Schieles „Bildnis eines Herren" zeigt Carl Reininghaus und soll bei Sotheby's zwischen 209.000 und 313.000 Euro bringen.

Foto: Standard/Sotheby's

London - Februar, Mai, Juni und November, das sind jene Monate, die für den Kunstmarkt eine Schlüsselrolle spielen. Die dann in London und New York erzielten Umsätze aus Auktionen fungierten in den letzten Jahren stets als Stimmungsbarometer. Die Anfang Februar in London abgehaltenen Versteigerungen der Sparten Impressionist & Modern Art sowie Contemporary & Post War sind mehr als nur der offizielle Saisonauftakt.

Von deren Performance leitet man immer auch Prognosen für den Rest des Jahres ab.
Die Nachfrage im Mai und Juni liefert in der Jahresfolge dann einen Zwischenstand aus den beiden Metropolen. Die meisten der im Februar und Mai für einzelne Kunstwerke bewilligten Rekorde können ihre Positionen bis zur Veröffentlichung der zehn höchsten Zuschläge eines Jahres halten, so nicht im November New York dazwischenfunkt.

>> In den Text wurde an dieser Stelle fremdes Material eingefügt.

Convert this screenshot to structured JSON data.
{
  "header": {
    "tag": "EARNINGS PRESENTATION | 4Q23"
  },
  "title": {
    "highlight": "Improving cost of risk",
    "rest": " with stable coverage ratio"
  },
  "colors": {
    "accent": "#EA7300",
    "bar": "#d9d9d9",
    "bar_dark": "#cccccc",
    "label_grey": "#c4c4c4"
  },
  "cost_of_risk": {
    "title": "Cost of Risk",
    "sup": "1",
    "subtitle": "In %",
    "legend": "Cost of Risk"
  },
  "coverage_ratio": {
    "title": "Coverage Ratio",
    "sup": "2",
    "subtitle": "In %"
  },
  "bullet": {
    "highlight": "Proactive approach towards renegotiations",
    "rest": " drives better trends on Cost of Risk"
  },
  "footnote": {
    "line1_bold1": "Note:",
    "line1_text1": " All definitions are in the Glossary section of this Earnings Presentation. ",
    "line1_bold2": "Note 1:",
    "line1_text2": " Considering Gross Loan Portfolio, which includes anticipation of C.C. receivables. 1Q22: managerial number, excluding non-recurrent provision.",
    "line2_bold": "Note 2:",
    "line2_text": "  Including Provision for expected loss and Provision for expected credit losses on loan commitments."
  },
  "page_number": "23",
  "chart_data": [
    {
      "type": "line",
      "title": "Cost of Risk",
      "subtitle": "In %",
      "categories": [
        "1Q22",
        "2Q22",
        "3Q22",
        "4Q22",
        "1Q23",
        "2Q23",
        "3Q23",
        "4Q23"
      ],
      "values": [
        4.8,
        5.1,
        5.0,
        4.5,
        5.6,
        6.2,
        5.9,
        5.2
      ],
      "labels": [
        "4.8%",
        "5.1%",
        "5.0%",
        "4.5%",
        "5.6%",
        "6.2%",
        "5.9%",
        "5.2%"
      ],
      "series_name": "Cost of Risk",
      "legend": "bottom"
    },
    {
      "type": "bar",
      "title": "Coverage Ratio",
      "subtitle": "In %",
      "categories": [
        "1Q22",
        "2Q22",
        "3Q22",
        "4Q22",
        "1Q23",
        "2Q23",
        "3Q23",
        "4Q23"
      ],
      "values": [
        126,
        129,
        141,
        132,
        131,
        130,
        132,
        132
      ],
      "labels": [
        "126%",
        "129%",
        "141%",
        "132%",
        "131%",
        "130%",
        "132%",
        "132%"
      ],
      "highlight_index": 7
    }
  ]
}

Auch im vergangenen Jahr hatten die Vergleichsauktionen im Februar Rekorde beschert: Beim Evening Sale der Sparte Impressionist & Modern Art notierte Christie's nach exakt 100 Besitzerwechseln 139,6 Millionen Euro (105,4 Mio. Pfund). Einen Tag später übertrumpfte Sotheby's diese Vorgabe mit einem Abendtotal von 154,62 Millionen Euro (116,69 Mio. Pfund) nach nur 67 Zuschlägen.

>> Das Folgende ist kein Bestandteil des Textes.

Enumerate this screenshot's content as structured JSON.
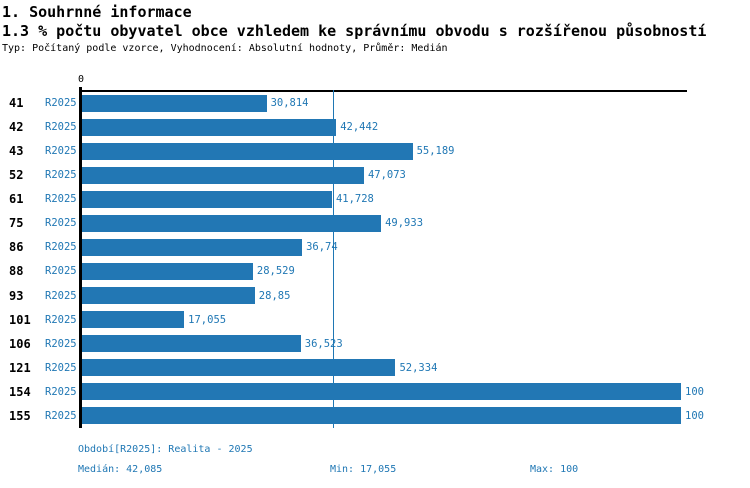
{
  "header": {
    "title": "1. Souhrnné informace",
    "subtitle": "1.3 % počtu obyvatel obce vzhledem ke správnímu obvodu s rozšířenou působností",
    "meta": "Typ: Počítaný podle vzorce, Vyhodnocení: Absolutní hodnoty, Průměr: Medián"
  },
  "colors": {
    "accent": "#1f77b4",
    "bar": "#2277b4",
    "axis": "#000000",
    "background": "#ffffff"
  },
  "chart_data": {
    "type": "bar",
    "orientation": "horizontal",
    "title": "",
    "xlabel": "",
    "ylabel": "",
    "xlim": [
      0,
      100
    ],
    "x_ticks": [
      "0"
    ],
    "grid": false,
    "legend_position": "none",
    "series_label": "R2025",
    "categories": [
      "41",
      "42",
      "43",
      "52",
      "61",
      "75",
      "86",
      "88",
      "93",
      "101",
      "106",
      "121",
      "154",
      "155"
    ],
    "values": [
      30.814,
      42.442,
      55.189,
      47.073,
      41.728,
      49.933,
      36.74,
      28.529,
      28.85,
      17.055,
      36.523,
      52.334,
      100,
      100
    ],
    "value_labels": [
      "30,814",
      "42,442",
      "55,189",
      "47,073",
      "41,728",
      "49,933",
      "36,74",
      "28,529",
      "28,85",
      "17,055",
      "36,523",
      "52,334",
      "100",
      "100"
    ],
    "median_value": 42.085,
    "median_label": "42,085"
  },
  "footer": {
    "period": "Období[R2025]: Realita - 2025",
    "median": "Medián: 42,085",
    "min": "Min: 17,055",
    "max": "Max: 100"
  }
}
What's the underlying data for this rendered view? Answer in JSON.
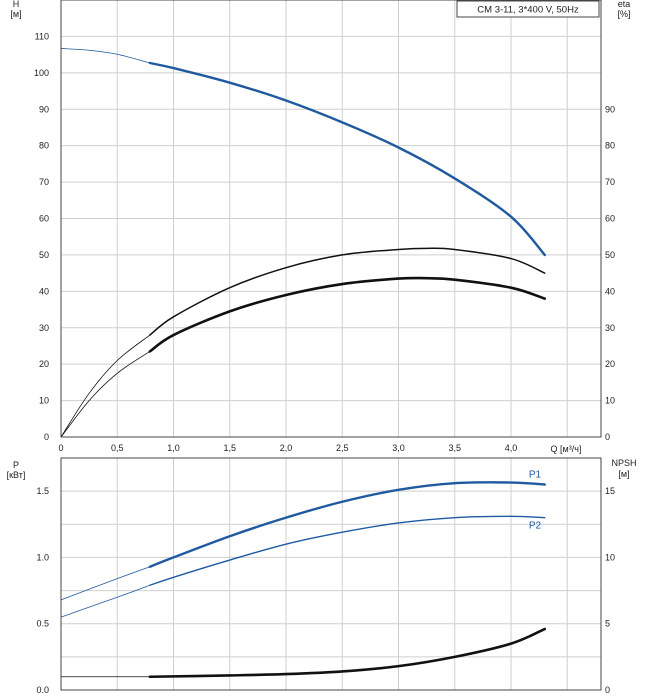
{
  "chart_data": [
    {
      "type": "line",
      "title": "CM 3-11, 3*400 V, 50Hz",
      "ylabel_left": "H",
      "ylabel_left_unit": "[м]",
      "ylabel_right": "eta",
      "ylabel_right_unit": "[%]",
      "xlabel": "Q [м³/ч]",
      "xlim": [
        0,
        4.8
      ],
      "ylim_left": [
        0,
        120
      ],
      "ylim_right": [
        0,
        120
      ],
      "x_ticks": [
        "0",
        "0,5",
        "1,0",
        "1,5",
        "2,0",
        "2,5",
        "3,0",
        "3,5",
        "4,0"
      ],
      "x_tick_values": [
        0,
        0.5,
        1.0,
        1.5,
        2.0,
        2.5,
        3.0,
        3.5,
        4.0
      ],
      "y_ticks_left": [
        "0",
        "10",
        "20",
        "30",
        "40",
        "50",
        "60",
        "70",
        "80",
        "90",
        "100",
        "110"
      ],
      "y_ticks_right": [
        "0",
        "10",
        "20",
        "30",
        "40",
        "50",
        "60",
        "70",
        "80",
        "90"
      ],
      "grid": true,
      "series": [
        {
          "key": "H",
          "color": "#1f5aa0",
          "x": [
            0,
            0.25,
            0.5,
            0.79,
            1.0,
            1.5,
            2.0,
            2.5,
            3.0,
            3.5,
            4.0,
            4.3
          ],
          "y": [
            106.7,
            106.2,
            105.1,
            102.7,
            101.3,
            97.3,
            92.4,
            86.4,
            79.5,
            71.0,
            60.5,
            50.0
          ],
          "solid_from": 0.79
        },
        {
          "key": "eta_hydraulic",
          "color": "#111111",
          "x": [
            0,
            0.25,
            0.5,
            0.79,
            1.0,
            1.5,
            2.0,
            2.5,
            3.0,
            3.25,
            3.5,
            4.0,
            4.3
          ],
          "y": [
            0,
            12,
            21,
            28,
            33,
            41,
            46.5,
            50,
            51.5,
            51.8,
            51.5,
            49,
            45
          ],
          "solid_from": 0.79
        },
        {
          "key": "eta_total",
          "color": "#111111",
          "x": [
            0,
            0.25,
            0.5,
            0.79,
            1.0,
            1.5,
            2.0,
            2.5,
            3.0,
            3.25,
            3.5,
            4.0,
            4.3
          ],
          "y": [
            0,
            10,
            17.5,
            23.5,
            28,
            34.5,
            39,
            42,
            43.5,
            43.6,
            43.2,
            41,
            38
          ],
          "solid_from": 0.79
        }
      ]
    },
    {
      "type": "line",
      "ylabel_left": "P",
      "ylabel_left_unit": "[кВт]",
      "ylabel_right": "NPSH",
      "ylabel_right_unit": "[м]",
      "xlim": [
        0,
        4.8
      ],
      "ylim_left": [
        0,
        1.75
      ],
      "ylim_right": [
        0,
        17.5
      ],
      "y_ticks_left": [
        "0.0",
        "0.5",
        "1.0",
        "1.5"
      ],
      "y_tick_values_left": [
        0,
        0.5,
        1.0,
        1.5
      ],
      "y_ticks_right": [
        "0",
        "5",
        "10",
        "15"
      ],
      "y_tick_values_right": [
        0,
        5,
        10,
        15
      ],
      "grid": true,
      "series": [
        {
          "name": "P1",
          "color": "#1f5aa0",
          "axis": "left",
          "x": [
            0,
            0.5,
            0.79,
            1.0,
            1.5,
            2.0,
            2.5,
            3.0,
            3.5,
            4.0,
            4.3
          ],
          "y": [
            0.68,
            0.84,
            0.93,
            1.0,
            1.16,
            1.3,
            1.42,
            1.51,
            1.56,
            1.565,
            1.55
          ],
          "solid_from": 0.79
        },
        {
          "name": "P2",
          "color": "#1f5aa0",
          "axis": "left",
          "x": [
            0,
            0.5,
            0.79,
            1.0,
            1.5,
            2.0,
            2.5,
            3.0,
            3.5,
            4.0,
            4.3
          ],
          "y": [
            0.55,
            0.7,
            0.79,
            0.85,
            0.98,
            1.1,
            1.19,
            1.26,
            1.3,
            1.31,
            1.3
          ],
          "solid_from": 0.79
        },
        {
          "key": "NPSH",
          "color": "#111111",
          "axis": "right",
          "x": [
            0,
            0.5,
            0.79,
            1.5,
            2.0,
            2.5,
            3.0,
            3.5,
            4.0,
            4.3
          ],
          "y": [
            1.0,
            1.0,
            1.0,
            1.1,
            1.2,
            1.4,
            1.8,
            2.5,
            3.5,
            4.6
          ],
          "solid_from": 0.79
        }
      ]
    }
  ]
}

Im Rückblick, und vor allem im Vergleich zu 2007, waren die erzielten Umsätze von 138,8 Millionen (Christie's) und 143,69 Millionen Euro (Sotheby's) tatsächlich stattlich ausgefallen. Die aktuellen Erwartungen sind bescheidener, ebenso die Anzahl der angebotenen Kunstwerke.
Mit der Akquisition scheinen die Giganten Christie's und Sotheby's ein Problem zu haben: Nicht nur wegen der nunmehr kaum noch im Vorfeld erteilten Preisgarantien, sondern auch aufgrund offensichtlicher Unsicherheiten auf Einbringerseite. Es grassiert die Angst, dass ehemals hochdotierte und kunsthistorisch relevante Kunstwerke im aktuellen Klima nicht die ausreichende Wertschätzung erfahren.

Akquisitionsprobleme

Noch 2008 hatte beispielsweise Christie's insgesamt 131 Positionen in der Abendsitzung ins Rennen geschickt, aktuell sind es am 4. Februar gerade mal 47, für die immerhin 60 Millionen Pfund erwartet werden. Sotheby's speckte sein Aufgebot für den 3. Februar von 76 auf nur 30 Kunstwerke ab, die zwischen 40 und 55 Millionen Pfund einbringen sollen. Insofern werden die kommende Woche erzielten Umsätze mit solchen aus den Vorjahren auf den ersten Blick nicht vergleichbar sein.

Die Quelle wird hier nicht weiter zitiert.